Tags: #WM, #monkey, #neural model

Murray et al., 2017, Stable population coding for working memory coexists with heterogeneous neural dynamics in prefrontal cortex, PNAS

One of the recent papers I read had this statement

Instead, high-resolution pixel-by-pixel representations might be condensed into stable and low dimensional representations in higher cortical regions

and cited this paper I’m writing about. This was a point I wanted to make with our Cortex paper, and so even though there is no distraction involved, I thought this paper was relevant reading.

They ask the main question, how are PFC WM neurons dynamic (ala Stokes) but also working memory representations are stable? Their answer is that despite single-neuron dynamics, population-level representations in PFC are stable.

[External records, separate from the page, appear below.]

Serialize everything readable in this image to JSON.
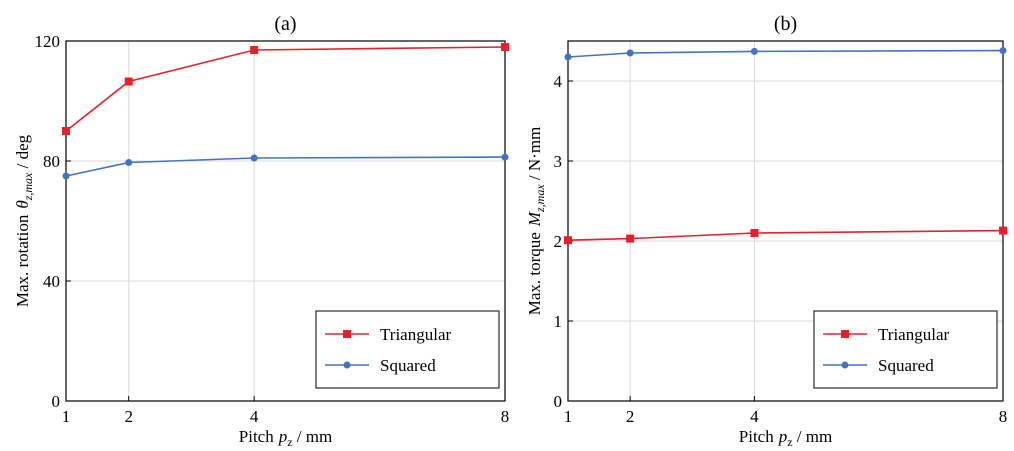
{
  "chart_data": [
    {
      "type": "line",
      "title": "(a)",
      "xlabel": "Pitch",
      "xlabel_var": "p",
      "xlabel_sub": "z",
      "xlabel_unit": " / mm",
      "ylabel": "Max. rotation",
      "ylabel_var": "θ",
      "ylabel_sub": "z,max",
      "ylabel_unit": " / deg",
      "xlim": [
        1,
        8
      ],
      "ylim": [
        0,
        120
      ],
      "xticks": [
        1,
        2,
        4,
        8
      ],
      "xtick_labels": [
        "1",
        "2",
        "4",
        "8"
      ],
      "yticks": [
        0,
        40,
        80,
        120
      ],
      "ytick_labels": [
        "0",
        "40",
        "80",
        "120"
      ],
      "grid": true,
      "legend_position": "bottom-right",
      "x": [
        1,
        2,
        4,
        8
      ],
      "series": [
        {
          "name": "Triangular",
          "values": [
            90,
            106.5,
            117,
            118
          ],
          "color": "#e8202a",
          "marker": "square"
        },
        {
          "name": "Squared",
          "values": [
            75,
            79.5,
            81,
            81.3
          ],
          "color": "#4472c4",
          "marker": "circle"
        }
      ]
    },
    {
      "type": "line",
      "title": "(b)",
      "xlabel": "Pitch",
      "xlabel_var": "p",
      "xlabel_sub": "z",
      "xlabel_unit": " / mm",
      "ylabel": "Max. torque",
      "ylabel_var": "M",
      "ylabel_sub": "z,max",
      "ylabel_unit": " / N·mm",
      "xlim": [
        1,
        8
      ],
      "ylim": [
        0,
        4.5
      ],
      "xticks": [
        1,
        2,
        4,
        8
      ],
      "xtick_labels": [
        "1",
        "2",
        "4",
        "8"
      ],
      "yticks": [
        0,
        1,
        2,
        3,
        4
      ],
      "ytick_labels": [
        "0",
        "1",
        "2",
        "3",
        "4"
      ],
      "grid": true,
      "legend_position": "bottom-right",
      "x": [
        1,
        2,
        4,
        8
      ],
      "series": [
        {
          "name": "Triangular",
          "values": [
            2.01,
            2.03,
            2.1,
            2.13
          ],
          "color": "#e8202a",
          "marker": "square"
        },
        {
          "name": "Squared",
          "values": [
            4.3,
            4.35,
            4.37,
            4.38
          ],
          "color": "#4472c4",
          "marker": "circle"
        }
      ]
    }
  ]
}
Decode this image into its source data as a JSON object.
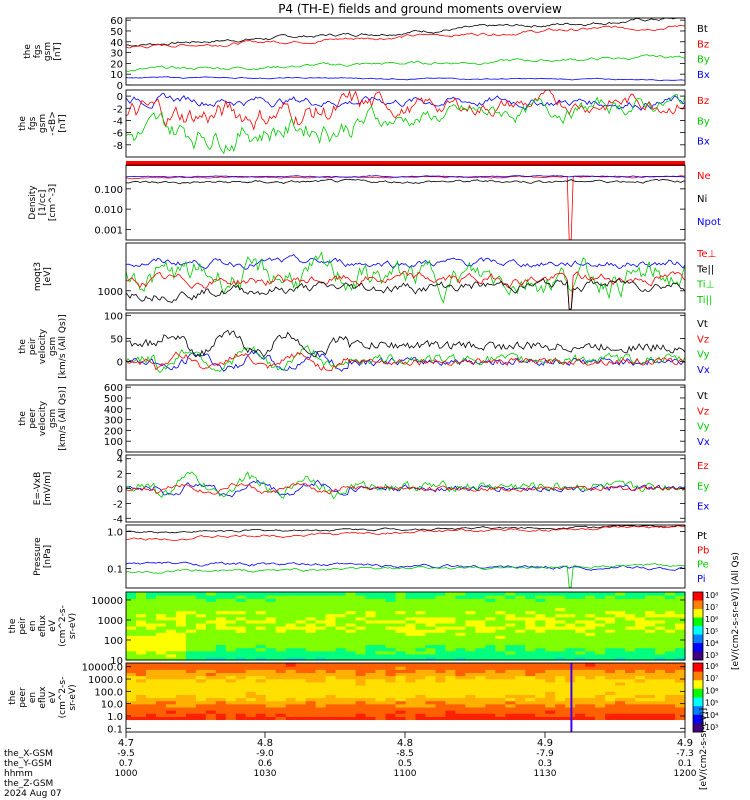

This article has a really nice intro setting up the “tension” between dynamic and stable coding models.

The analysis in Fig 1 C/D would is a nice simplified way of measuring dynamics of memory representations; Use the end of the memory delay as the “memory representation” and try to decode previously with that.

Fig 1 is about showing how dynamic WM representation are. But after applying PCA to get the “mnemonic subspace,” Fig 2 is all about stability.

Notably, they find the mnemonic subspace representation to exist as early as encoding - along with the dynamic representation - suggesting they coexist.

They show that 3 previous models all fail to capture their results, and so build their own “stable subspace” model.